Bank Street
Underwater Archaeology, Connecticut Office of State Archaeology
Bank Street
Changing New London Waterfront

In 1999, the Bank Street Shoreline Project was the first marine archaeological project coordinated by the Office of the State Archaeologist with the cooperation of recreational divers. Major waterfront development along Bank Street required that the City of New London prepare an "Archaeological Assessment and Documentation Survey" of the shoreline area. Under the direction of the State Archaeologist and private consultants, recreational divers volunteered to inspect the submerged portion of the project.

Map showing changes in harbor .

The Pequot Tribe had controlled the area, along with most of Connecticut's southern coast between the Thames and Pawcatuck Rivers, until their massacre at Mystic Fort in 1637. Shortly thereafter, European development of the Bank Street shoreline began and continues to the present.

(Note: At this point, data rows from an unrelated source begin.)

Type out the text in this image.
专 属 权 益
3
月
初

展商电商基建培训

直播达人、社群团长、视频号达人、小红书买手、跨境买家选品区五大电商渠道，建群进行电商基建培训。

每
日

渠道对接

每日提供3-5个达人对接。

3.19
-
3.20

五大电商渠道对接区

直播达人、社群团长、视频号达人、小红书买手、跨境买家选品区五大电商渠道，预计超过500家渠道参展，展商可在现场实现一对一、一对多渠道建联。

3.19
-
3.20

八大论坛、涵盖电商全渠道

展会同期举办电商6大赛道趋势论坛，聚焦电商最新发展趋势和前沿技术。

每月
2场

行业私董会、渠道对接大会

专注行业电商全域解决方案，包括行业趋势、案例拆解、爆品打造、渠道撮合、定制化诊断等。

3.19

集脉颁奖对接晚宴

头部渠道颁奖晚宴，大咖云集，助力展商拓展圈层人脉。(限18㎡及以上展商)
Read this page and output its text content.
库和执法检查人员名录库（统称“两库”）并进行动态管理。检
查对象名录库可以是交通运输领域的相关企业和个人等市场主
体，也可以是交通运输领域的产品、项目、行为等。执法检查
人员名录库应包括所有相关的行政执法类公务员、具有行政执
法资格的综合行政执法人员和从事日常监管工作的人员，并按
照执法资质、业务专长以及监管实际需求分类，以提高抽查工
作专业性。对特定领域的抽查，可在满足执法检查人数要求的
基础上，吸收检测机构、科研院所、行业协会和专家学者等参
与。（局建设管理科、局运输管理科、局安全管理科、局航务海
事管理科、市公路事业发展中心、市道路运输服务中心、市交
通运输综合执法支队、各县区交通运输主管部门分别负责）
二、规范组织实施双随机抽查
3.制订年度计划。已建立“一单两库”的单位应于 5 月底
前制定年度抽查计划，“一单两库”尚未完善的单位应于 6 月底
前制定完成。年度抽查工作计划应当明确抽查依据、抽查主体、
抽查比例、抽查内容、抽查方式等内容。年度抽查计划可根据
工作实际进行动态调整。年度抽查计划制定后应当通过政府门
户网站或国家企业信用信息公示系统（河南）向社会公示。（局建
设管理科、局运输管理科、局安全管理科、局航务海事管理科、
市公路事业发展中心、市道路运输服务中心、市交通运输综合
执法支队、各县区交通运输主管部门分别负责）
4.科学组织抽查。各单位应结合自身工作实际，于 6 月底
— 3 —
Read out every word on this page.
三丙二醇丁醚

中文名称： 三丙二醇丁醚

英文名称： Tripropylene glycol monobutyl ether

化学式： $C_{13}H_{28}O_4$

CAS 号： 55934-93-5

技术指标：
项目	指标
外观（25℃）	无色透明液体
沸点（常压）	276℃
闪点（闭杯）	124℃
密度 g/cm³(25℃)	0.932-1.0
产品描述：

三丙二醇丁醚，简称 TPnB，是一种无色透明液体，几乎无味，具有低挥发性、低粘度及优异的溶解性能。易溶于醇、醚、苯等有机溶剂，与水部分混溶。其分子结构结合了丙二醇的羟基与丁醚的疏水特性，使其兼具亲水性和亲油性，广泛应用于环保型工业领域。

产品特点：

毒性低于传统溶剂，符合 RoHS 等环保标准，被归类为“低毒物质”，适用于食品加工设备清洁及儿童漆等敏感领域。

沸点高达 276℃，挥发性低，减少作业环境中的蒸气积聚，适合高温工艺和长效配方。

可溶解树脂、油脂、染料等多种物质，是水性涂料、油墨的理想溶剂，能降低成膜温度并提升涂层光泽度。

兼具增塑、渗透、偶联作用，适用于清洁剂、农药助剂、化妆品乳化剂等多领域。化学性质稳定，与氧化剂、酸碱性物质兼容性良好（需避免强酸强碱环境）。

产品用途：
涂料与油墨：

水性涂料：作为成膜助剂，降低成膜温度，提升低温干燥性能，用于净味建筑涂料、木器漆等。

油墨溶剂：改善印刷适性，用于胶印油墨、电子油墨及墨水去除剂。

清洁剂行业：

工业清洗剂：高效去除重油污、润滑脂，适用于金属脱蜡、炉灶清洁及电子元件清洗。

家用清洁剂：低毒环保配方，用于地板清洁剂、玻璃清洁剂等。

The hope of finding archaeological artifacts diminishes with the repeated dredging, filling, and building on an urban shoreline.

Excavated Rudder Assembly

Rudder assembly (right) and glass bottles (below) excavated from the Bank Street site.

Excavated Bottles

This was true for the Bank Street shoreline. No Native American and only a few European American underwater artifacts were found. The most significant of these was a six by twelve foot rudder section from a large vessel. A bronze pintle (hinge), the size of a small car engine, was attached to the rudder. Research indicated that the rudder was originally eight by sixteen feet and probably steered a mid 19th to early 20th century steamship, schooner, or whaler.

The success of this project was not measured in the number of finds. The partnership of the Office of the State Archaeologist and recreational divers set a precedent for mutual cooperation.